Kent Gallery is pleased to present MAKE DOWN, a new video installation by Dennis Adams.

 

The MAKE DOWN video consists of a single, fixed shot that lasts thirty-four minutes: a close-up of the artist looking at himself in a mirror as he carefully removes a thick layer of make-up from his face, hair, and torso. The make-up is a drab olive color suggestive of military camouflage. Each of the pieces of paper that he uses to wipe off the make-up is printed with one of a linear sequence of ninety-six film stills. The installation is completed by a vitrine containing these make-up-covered stills, the residue of the artist’s action.

 

The sequence of stills depicts a shot from Gillo Pontecorvo’s The Battle of Algiers that shows a young Algerian woman removing her veil as she prepares to transform herself into a cosmopolitan French beauty.
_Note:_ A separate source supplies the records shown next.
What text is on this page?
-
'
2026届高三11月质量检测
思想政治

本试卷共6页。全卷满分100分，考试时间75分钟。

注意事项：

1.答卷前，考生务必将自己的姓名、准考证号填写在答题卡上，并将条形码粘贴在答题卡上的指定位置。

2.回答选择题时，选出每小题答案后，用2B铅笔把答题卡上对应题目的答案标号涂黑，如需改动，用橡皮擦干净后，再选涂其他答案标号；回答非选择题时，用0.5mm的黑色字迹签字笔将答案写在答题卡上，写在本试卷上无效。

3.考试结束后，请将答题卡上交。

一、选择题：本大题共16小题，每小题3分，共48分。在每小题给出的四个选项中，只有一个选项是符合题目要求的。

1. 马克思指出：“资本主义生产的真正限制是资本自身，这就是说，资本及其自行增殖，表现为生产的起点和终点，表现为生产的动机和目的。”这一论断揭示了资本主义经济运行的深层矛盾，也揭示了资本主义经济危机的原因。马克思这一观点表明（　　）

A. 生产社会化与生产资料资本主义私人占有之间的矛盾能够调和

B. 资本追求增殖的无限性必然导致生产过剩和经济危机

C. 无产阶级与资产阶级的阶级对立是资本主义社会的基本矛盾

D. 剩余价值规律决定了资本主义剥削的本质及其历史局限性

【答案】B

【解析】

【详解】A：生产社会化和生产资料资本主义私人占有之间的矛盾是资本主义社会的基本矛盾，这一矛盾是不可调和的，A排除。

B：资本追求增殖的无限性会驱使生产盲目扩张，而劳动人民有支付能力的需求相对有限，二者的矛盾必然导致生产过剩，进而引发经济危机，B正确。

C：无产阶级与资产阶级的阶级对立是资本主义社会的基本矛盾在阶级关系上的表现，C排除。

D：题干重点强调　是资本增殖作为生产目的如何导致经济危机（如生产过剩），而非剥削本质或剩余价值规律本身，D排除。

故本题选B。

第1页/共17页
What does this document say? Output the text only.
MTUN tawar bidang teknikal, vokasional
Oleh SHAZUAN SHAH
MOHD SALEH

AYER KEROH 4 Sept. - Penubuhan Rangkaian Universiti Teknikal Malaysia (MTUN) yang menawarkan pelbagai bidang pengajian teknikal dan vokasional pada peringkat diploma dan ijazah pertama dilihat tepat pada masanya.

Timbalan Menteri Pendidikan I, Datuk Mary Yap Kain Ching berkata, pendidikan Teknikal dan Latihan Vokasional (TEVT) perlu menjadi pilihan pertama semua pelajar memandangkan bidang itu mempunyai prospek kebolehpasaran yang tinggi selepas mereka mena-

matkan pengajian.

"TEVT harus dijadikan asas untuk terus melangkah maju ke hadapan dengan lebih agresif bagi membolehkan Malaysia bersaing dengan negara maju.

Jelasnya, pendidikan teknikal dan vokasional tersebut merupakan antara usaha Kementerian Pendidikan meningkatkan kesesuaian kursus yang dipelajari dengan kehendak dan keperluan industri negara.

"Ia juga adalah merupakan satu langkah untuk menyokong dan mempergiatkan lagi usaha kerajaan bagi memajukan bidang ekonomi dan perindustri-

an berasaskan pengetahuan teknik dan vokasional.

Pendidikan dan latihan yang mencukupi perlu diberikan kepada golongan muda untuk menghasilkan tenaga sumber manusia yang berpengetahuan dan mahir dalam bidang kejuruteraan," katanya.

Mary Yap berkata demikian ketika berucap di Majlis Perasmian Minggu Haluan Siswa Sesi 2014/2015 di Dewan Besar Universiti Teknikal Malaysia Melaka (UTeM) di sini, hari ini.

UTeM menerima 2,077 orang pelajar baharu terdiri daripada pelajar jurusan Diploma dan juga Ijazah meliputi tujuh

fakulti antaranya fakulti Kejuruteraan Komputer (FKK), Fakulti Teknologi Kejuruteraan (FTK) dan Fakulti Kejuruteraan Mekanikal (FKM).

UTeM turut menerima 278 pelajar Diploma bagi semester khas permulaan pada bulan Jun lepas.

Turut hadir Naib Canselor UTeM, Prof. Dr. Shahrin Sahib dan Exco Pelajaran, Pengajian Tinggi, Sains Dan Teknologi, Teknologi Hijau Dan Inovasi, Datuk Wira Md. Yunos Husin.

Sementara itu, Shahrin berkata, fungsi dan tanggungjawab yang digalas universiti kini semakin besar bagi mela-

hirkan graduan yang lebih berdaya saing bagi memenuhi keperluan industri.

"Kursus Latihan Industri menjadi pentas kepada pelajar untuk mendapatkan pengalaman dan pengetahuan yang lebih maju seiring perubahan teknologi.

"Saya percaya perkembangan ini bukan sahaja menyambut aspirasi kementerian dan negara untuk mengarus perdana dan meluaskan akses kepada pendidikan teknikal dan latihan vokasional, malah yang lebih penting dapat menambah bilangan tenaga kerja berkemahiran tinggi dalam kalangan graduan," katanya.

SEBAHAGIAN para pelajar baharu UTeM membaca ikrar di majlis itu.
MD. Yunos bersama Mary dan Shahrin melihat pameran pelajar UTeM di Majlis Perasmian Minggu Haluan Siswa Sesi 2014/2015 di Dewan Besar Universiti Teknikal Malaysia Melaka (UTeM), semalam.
Once disguised, she will pass undetected through a military checkpoint and plant a bomb in the French quarter of Algiers. Released in 1965 and initially banned in France, The Battle of Algiers has long been a cinematic primer of guerilla tactics, avant-garde political action, and feminist practice. Since 9/11 the film has become an essential case-study for both Islamic terrorists and Western security forces.

 

MAKE DOWN addresses the complexity of layers of representation contained in this one cinematic fragment from The Battle of Algiers, particularly in the context of the ongoing transformations of the historical conflict between Islamic and Western cultures. Instead of presuming to unravel these meanings, Adams chooses instead to locate himself between the frames of the image in a reverse reenactment of the process of disguise.